Our own beloved OWH reports:
Nebraska ranks close to last in pay for elected officials. Only Arkansas pays less across the board to its top elected officials, according to a survey by the Council of State Governments.

A few other states pay less for one position or another than Nebraska. But the Cornhusker State ranks 47th or lower for the salaries paid to the governor, attorney general, secretary of state, treasurer and state auditor.

Unsurprising to the political-minded, it seems very possible, should this bill be passed, that Governor Heineman would veto it, as Governors Johanns and Nelson had done before him. Seems they all think voters might not like the idea of a man approving of his own pay-raise, at least not with tax dollars.

The question then is have these short-term personal politics hurt the offices in general? Someone thinks so.
Barry Rubin, executive director of the Nebraska Democratic Party, called the current salaries "laughable" and endorsed the proposed salary hikes.

Elected officials sacrifice much to serve the state, he said. They lose time with their families, subject themselves to public scrutiny and often forgo higher salaries they could be earning in the private sector.

"I am in favor of pay increases for all elected officials," Rubin said. "You get what you pay for."

Personally, I agree, but a Democrat in this day and age should have learned to speak a little less eagerly about spending the people's money. Not that I blame Mr. Rubin - he's still new to Nebraska and doesn't seem to have fully grasped the conservative and, yes, semi-populist impulse in this prairie state to keep its elected officials at the level of the people they are to represent.

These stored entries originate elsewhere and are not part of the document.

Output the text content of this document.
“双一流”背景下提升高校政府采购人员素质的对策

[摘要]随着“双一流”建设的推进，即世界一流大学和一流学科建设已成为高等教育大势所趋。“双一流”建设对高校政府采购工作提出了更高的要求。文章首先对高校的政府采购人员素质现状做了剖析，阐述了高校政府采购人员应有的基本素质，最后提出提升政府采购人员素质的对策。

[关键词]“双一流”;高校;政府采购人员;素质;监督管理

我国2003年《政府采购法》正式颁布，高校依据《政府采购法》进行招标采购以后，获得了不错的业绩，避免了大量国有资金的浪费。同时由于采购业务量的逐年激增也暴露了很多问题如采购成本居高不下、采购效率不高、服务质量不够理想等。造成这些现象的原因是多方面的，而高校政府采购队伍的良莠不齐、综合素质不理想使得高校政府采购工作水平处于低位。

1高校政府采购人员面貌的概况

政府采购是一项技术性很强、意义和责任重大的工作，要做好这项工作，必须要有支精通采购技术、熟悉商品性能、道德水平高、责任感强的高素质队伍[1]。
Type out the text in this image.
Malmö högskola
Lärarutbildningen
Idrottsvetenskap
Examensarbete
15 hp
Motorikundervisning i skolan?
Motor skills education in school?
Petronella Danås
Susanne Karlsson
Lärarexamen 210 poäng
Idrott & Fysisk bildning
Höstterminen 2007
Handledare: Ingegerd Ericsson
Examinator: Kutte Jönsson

The VAST majority of people reading this article aren't going to be concerned so much with upping the Governor's salary to $100 K as they are with the fact that 61 state employees (NOT including the University) are already making more than that. I guarantee there'd be a lot of public support for raising up the Governor by bringing down those around him.

Even a lot of Nebraska Democrats would question a Governor's needing to make more than $80 K/year, as they would anyone else dependent on THEIR dollars for a living. We don't call them public SERVANTS for nothing.